Claudette Colvin, Alice Coachman and Shirley Chisholm

The stories of Claudette Colvin, Alice Coachman, and Shirley Chisholm


Gracie Grabowski, Staff Writer

Photo: Dudley M. Brooks/The The Washington Post via Getty Images

Rosa Parks, a well-known influence, made such a big movement that would change the course of history forever. But what many don’t know, is that Claudette Colvin did the same thing first. When Colvin was 15, she came onto a bus and sat in the “white only” seats of the bus. When asked to move so a white man could sit down, she refused causing her to be arrested and forcefully taken off of the bus. It may be puzzling that her story was ignored while Park’s is such a fundamental part of history, but Colvin chose to not tell people her story, because she believed that people would believe adults more than teenagers and an adult would more likely be a better role model for this type of movement.


Photo: AP Photo

Alice Coachman, another inspirational person, made history in the 1948 Olympic games. Coachman was the first African American woman to win an Olympic Gold Medal in the 1984 games. Coachman participated in the high jump section of the Olympic games and came out first overall. Even though she had a back injury going into the games, she pushed through and made gold. She was able to achieve 5 feet and 6 ⅛ inches in the high jump, thus earning her an Olympic Gold Medal. Coachman went against the odds of her time and showed that an African American women can not only compete against a White person, but they can prevail and win against them.


Photo by Don Hogan Charles/New York Times Co./Getty Images

Shirley Chisholm was able to achieve many things that were seen as impossible in her times. She was the first African American woman to have a seat in Congress in 1968. She also served a total of 7 terms in the House of Representatives.

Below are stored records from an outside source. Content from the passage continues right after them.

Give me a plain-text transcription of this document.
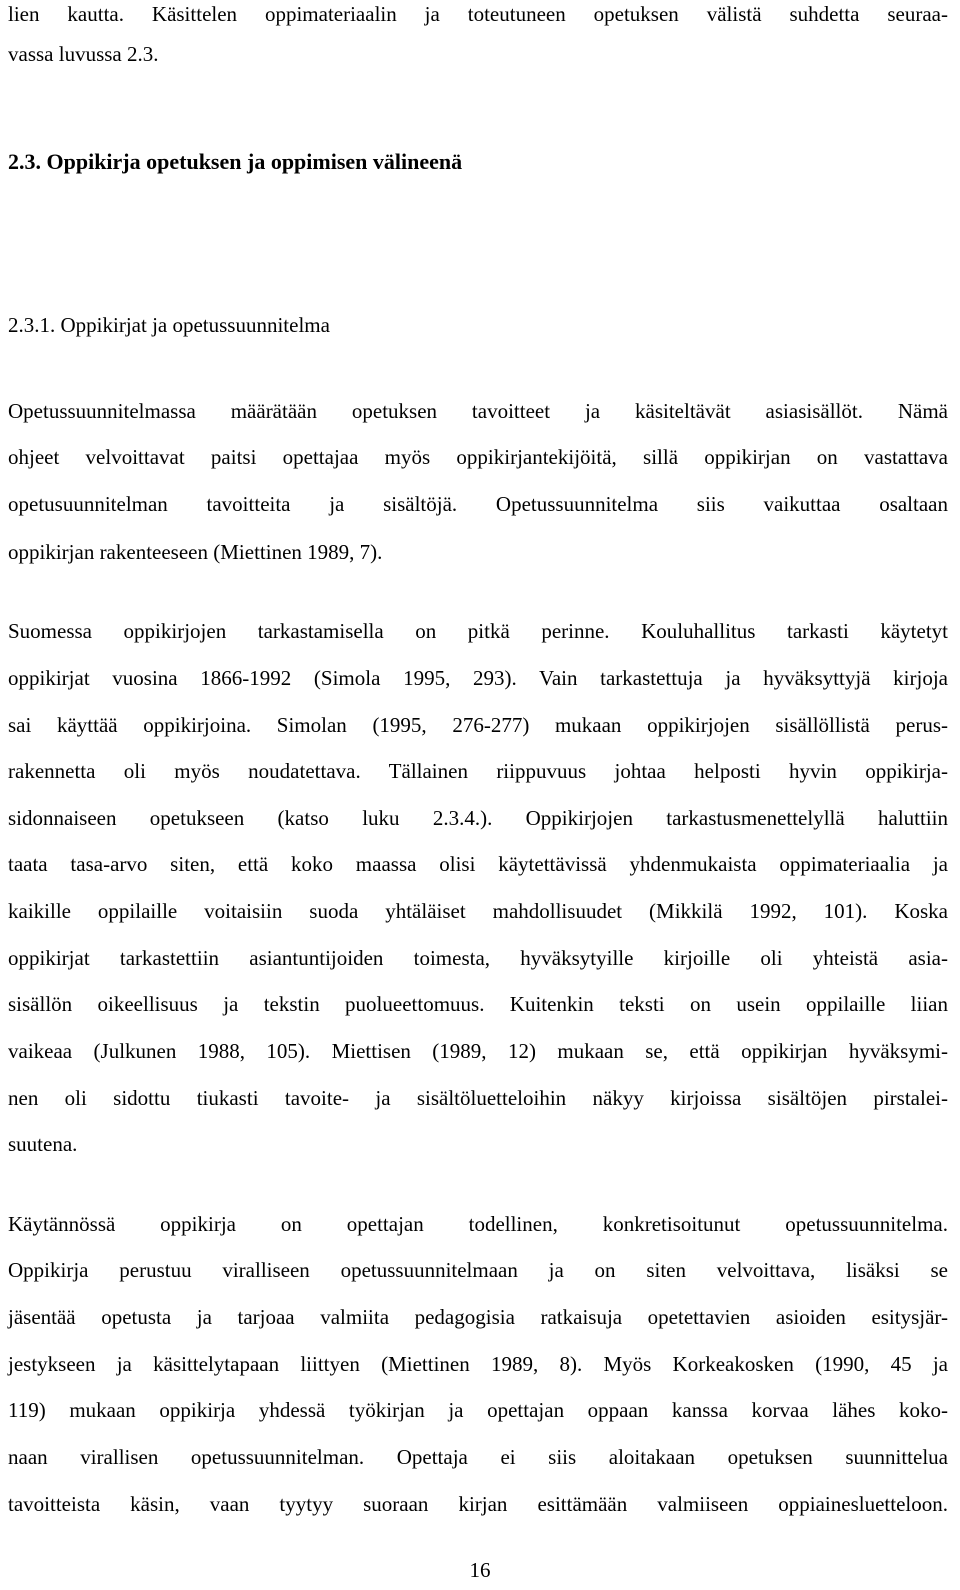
lien kautta. Käsittelen oppimateriaalin ja toteutuneen opetuksen välistä suhdetta seuraa-
vassa luvussa 2.3.
2.3. Oppikirja opetuksen ja oppimisen välineenä
2.3.1. Oppikirjat ja opetussuunnitelma
Opetussuunnitelmassa määrätään opetuksen tavoitteet ja käsiteltävät asiasisällöt. Nämä
ohjeet velvoittavat paitsi opettajaa myös oppikirjantekijöitä, sillä oppikirjan on vastattava
opetusuunnitelman tavoitteita ja sisältöjä. Opetussuunnitelma siis vaikuttaa osaltaan
oppikirjan rakenteeseen (Miettinen 1989, 7).
Suomessa oppikirjojen tarkastamisella on pitkä perinne. Kouluhallitus tarkasti käytetyt
oppikirjat vuosina 1866-1992 (Simola 1995, 293). Vain tarkastettuja ja hyväksyttyjä kirjoja
sai käyttää oppikirjoina. Simolan (1995, 276-277) mukaan oppikirjojen sisällöllistä perus-
rakennetta oli myös noudatettava. Tällainen riippuvuus johtaa helposti hyvin oppikirja-
sidonnaiseen opetukseen (katso luku 2.3.4.). Oppikirjojen tarkastusmenettelyllä haluttiin
taata tasa-arvo siten, että koko maassa olisi käytettävissä yhdenmukaista oppimateriaalia ja
kaikille oppilaille voitaisiin suoda yhtäläiset mahdollisuudet (Mikkilä 1992, 101). Koska
oppikirjat tarkastettiin asiantuntijoiden toimesta, hyväksytyille kirjoille oli yhteistä asia-
sisällön oikeellisuus ja tekstin puolueettomuus. Kuitenkin teksti on usein oppilaille liian
vaikeaa (Julkunen 1988, 105). Miettisen (1989, 12) mukaan se, että oppikirjan hyväksymi-
nen oli sidottu tiukasti tavoite- ja sisältöluetteloihin näkyy kirjoissa sisältöjen pirstalei-
suutena.
Käytännössä oppikirja on opettajan todellinen, konkretisoitunut opetussuunnitelma.
Oppikirja perustuu viralliseen opetussuunnitelmaan ja on siten velvoittava, lisäksi se
jäsentää opetusta ja tarjoaa valmiita pedagogisia ratkaisuja opetettavien asioiden esitysjär-
jestykseen ja käsittelytapaan liittyen (Miettinen 1989, 8). Myös Korkeakosken (1990, 45 ja
119) mukaan oppikirja yhdessä työkirjan ja opettajan oppaan kanssa korvaa lähes koko-
naan virallisen opetussuunnitelman. Opettaja ei siis aloitakaan opetuksen suunnittelua
tavoitteista käsin, vaan tyytyy suoraan kirjan esittämään valmiiseen oppiainesluetteloon.
16
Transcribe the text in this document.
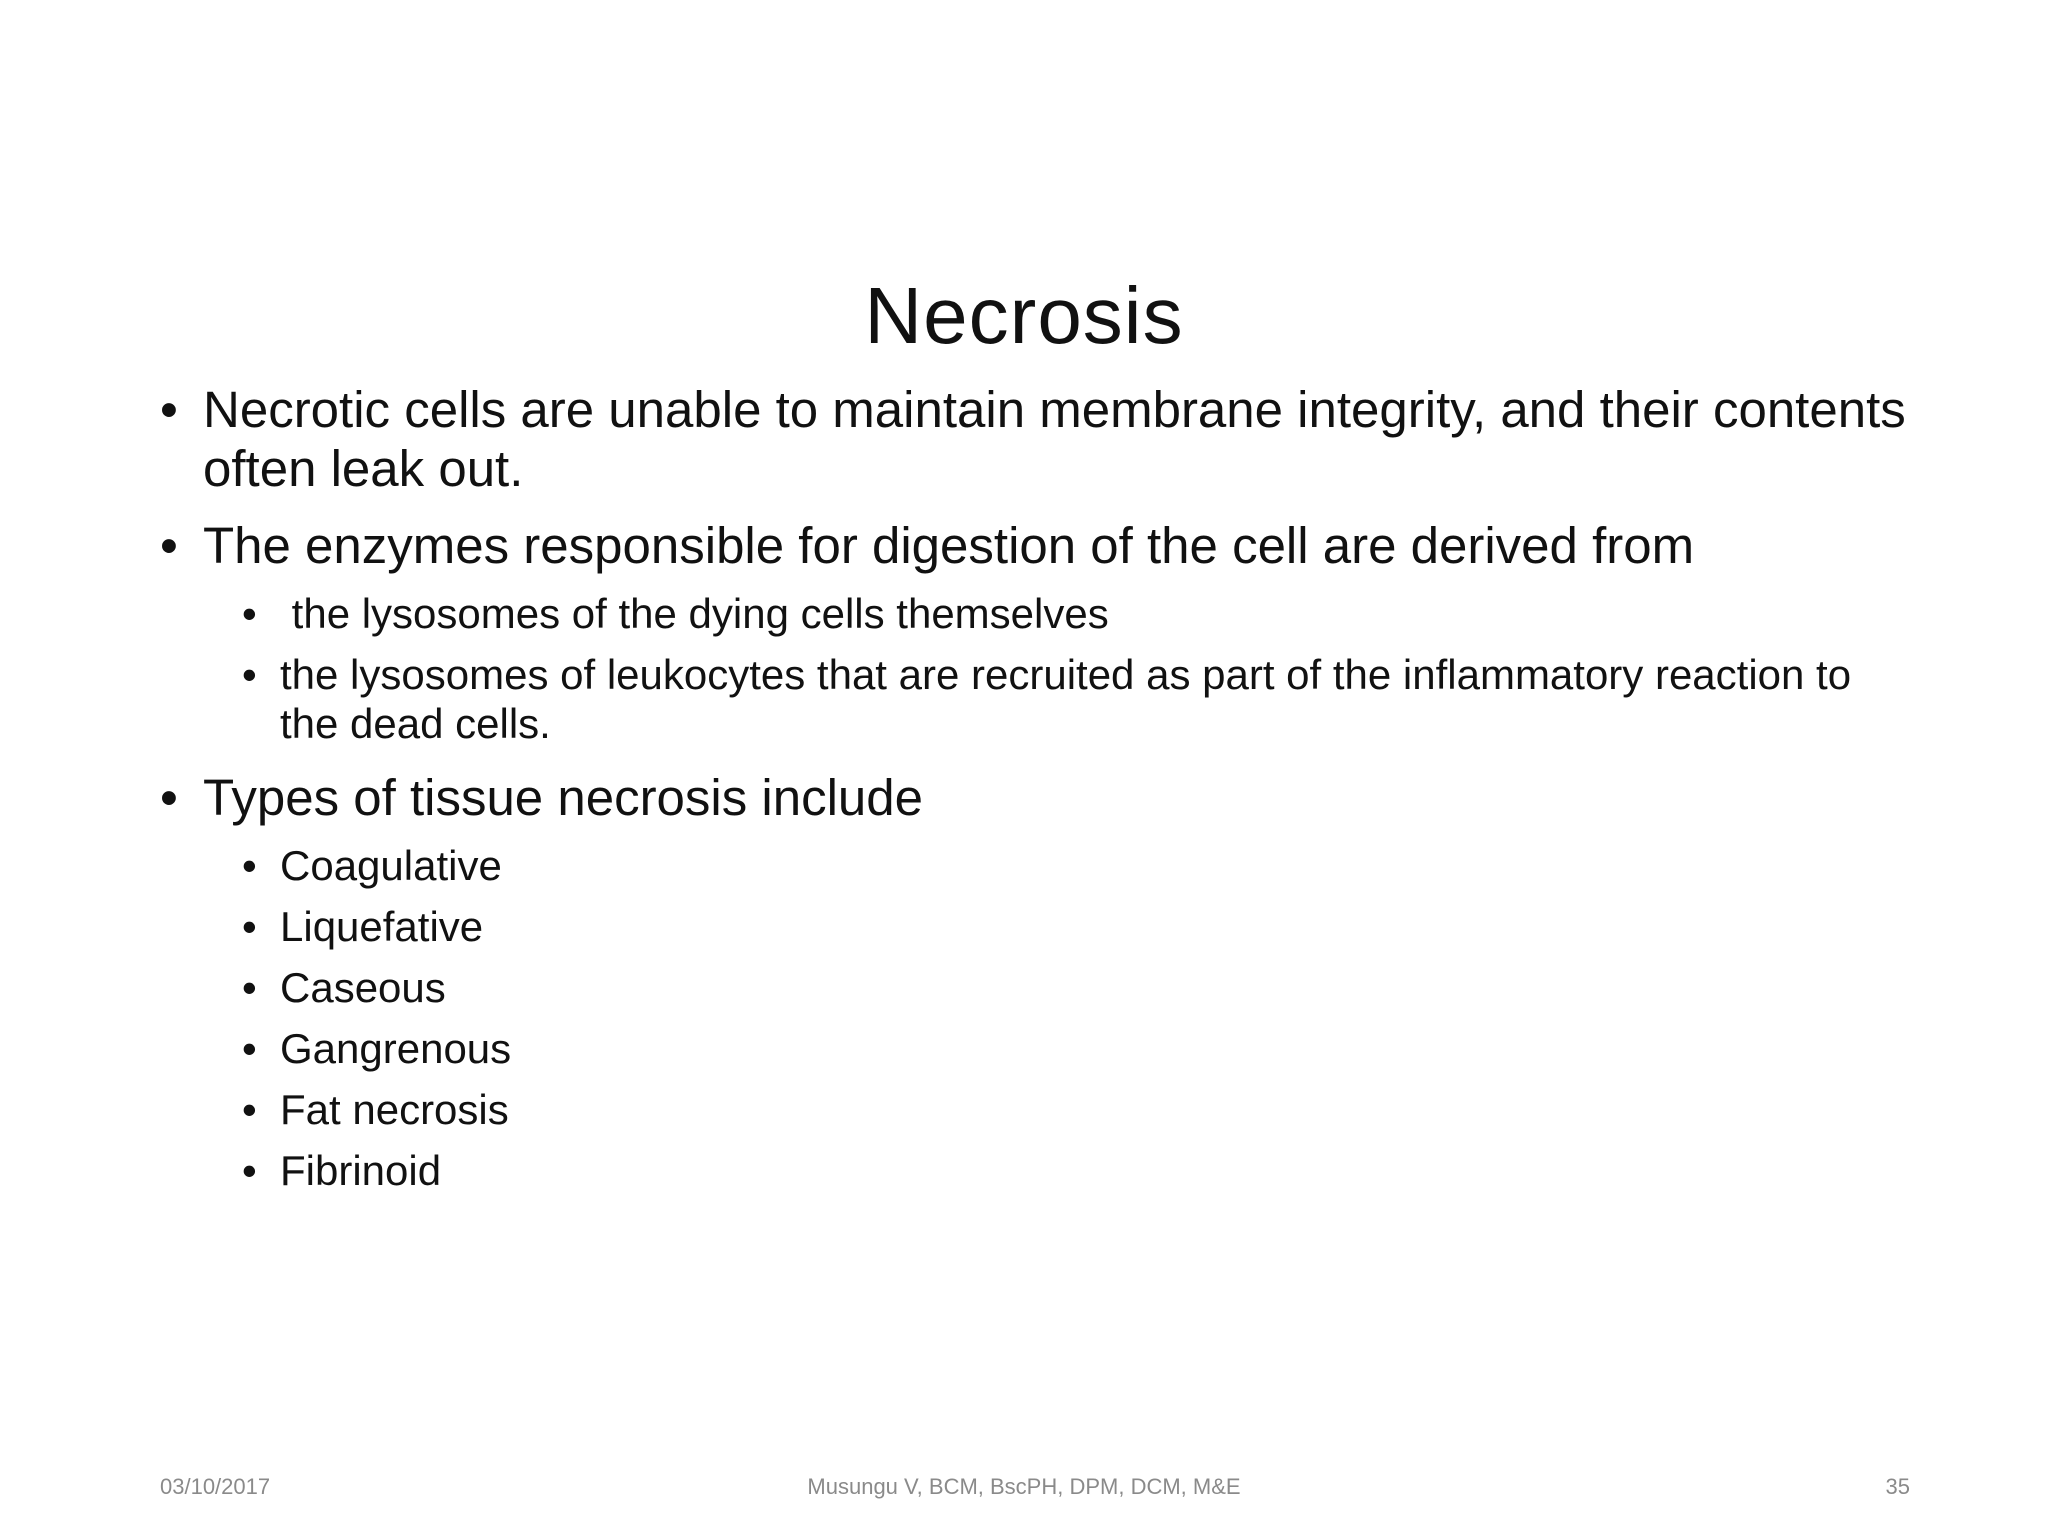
Necrosis
• Necrotic cells are unable to maintain membrane integrity, and their contents often leak out.
• The enzymes responsible for digestion of the cell are derived from
• the lysosomes of the dying cells themselves
• the lysosomes of leukocytes that are recruited as part of the inflammatory reaction to the dead cells.
• Types of tissue necrosis include
• Coagulative
• Liquefative
• Caseous
• Gangrenous
• Fat necrosis
• Fibrinoid
03/10/2017	Musungu V, BCM, BscPH, DPM, DCM, M&E	35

If that wasn’t impressive enough, she was the first African American woman to seek nomination for president from one of the two major political parties, the Democrats, in 1972. She was a political inspiration for all people of color., and even wrote an autobiography called, “Unbought and Unbossed” explaining her hardships and accomplishments, along with how she became such a representative in the political scene.